Initially, Facebook blindly treated the photos as though they were run-of-the-mill pornography, flagging them for violating their strict no-bare flesh rule. The Cosmo images have since been un-flagged and a spokesperson announced to EW that they had screwed up.

“The image in question was mistakenly removed,” the statement read. “We are restoring the image as it does not break our standards and apologize for any inconvenience this may have caused.”

The original photo, with the actor spread over a bearskin rug, wearing only a smile, appeared in the magazine’s April 1972 issue. It was seen, and sold, as a triumph for equal opportunity horniness. A banner on the first page even screamed, “At last a male nude centerfold — the naked truth about guess who!!”

Reynolds agreed to the centerfold while guest-hosting The Tonight Show for an MIA Johnny Carson, when Cosmo editor-in-chief Helen Gurley Brown point-blank asked him to do it. The spread came relatively early in his stardom, when he was still an up-and-comer mostly known for Westerns like Navajo Joe, 100 Rifles and Sam Whiskey, as well as being a talk show regular. In fact, it came a mere three months before the release of Deliverance, the movie that was supposed to, among other things, prove he was a serious thespian. It’s possible posing in his birthday suit may have hurt his Oscar chances and sent his career down a different track than he anticipated.
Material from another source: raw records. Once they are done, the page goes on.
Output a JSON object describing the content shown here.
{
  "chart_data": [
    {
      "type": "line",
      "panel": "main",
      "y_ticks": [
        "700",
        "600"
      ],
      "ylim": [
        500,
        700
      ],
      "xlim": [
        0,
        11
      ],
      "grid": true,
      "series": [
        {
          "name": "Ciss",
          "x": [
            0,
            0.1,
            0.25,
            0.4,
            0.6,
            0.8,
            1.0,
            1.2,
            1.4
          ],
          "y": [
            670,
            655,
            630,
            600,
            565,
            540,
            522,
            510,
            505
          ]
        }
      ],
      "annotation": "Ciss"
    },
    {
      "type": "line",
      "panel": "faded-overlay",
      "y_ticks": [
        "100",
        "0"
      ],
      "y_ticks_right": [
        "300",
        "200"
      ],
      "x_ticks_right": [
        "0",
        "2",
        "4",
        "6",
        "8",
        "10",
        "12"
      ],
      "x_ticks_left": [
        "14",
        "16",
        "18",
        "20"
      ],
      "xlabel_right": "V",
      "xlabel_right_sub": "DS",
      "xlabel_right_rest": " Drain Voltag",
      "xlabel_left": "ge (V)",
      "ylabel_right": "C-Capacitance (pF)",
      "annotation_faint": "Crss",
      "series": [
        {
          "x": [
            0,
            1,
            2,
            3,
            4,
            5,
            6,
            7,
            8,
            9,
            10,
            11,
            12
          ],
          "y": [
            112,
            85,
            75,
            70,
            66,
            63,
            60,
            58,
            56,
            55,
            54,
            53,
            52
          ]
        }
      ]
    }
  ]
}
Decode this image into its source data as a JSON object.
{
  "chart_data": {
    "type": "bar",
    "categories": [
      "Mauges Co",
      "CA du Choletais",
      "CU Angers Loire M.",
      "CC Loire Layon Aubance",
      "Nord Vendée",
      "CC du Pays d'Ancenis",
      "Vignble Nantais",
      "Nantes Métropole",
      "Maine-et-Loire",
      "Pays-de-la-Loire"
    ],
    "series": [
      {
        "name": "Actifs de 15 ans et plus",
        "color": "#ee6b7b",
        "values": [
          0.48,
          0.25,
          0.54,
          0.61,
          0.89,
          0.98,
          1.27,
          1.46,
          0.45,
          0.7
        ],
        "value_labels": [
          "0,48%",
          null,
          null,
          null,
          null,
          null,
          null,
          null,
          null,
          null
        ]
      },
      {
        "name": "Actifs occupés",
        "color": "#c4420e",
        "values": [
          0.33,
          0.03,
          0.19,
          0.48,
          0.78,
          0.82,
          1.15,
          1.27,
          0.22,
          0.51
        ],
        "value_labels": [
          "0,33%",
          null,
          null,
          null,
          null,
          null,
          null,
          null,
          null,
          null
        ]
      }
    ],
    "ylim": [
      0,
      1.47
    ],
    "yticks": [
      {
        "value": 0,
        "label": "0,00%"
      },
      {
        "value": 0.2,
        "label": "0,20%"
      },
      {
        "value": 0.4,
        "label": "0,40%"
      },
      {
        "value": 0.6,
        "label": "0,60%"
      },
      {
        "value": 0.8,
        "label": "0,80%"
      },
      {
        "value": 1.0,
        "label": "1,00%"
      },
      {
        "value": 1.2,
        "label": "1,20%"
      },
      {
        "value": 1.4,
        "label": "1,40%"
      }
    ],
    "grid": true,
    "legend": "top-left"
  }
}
Still, the aftermath was mostly positive. The picture took Reynolds next level, and it was his first major step into becoming one of the decade’s top superstars. But it did more than that. Proving that women liked to look, too, the image inspired one Douglas Lambert to found Playgirl, which launched one year later. And Cosmo occasionally returned to nude male spreads; in 1977 they did one for a certain muscleman and up-and-coming actor-of-sorts. His name: Arnold Schwarzenegger.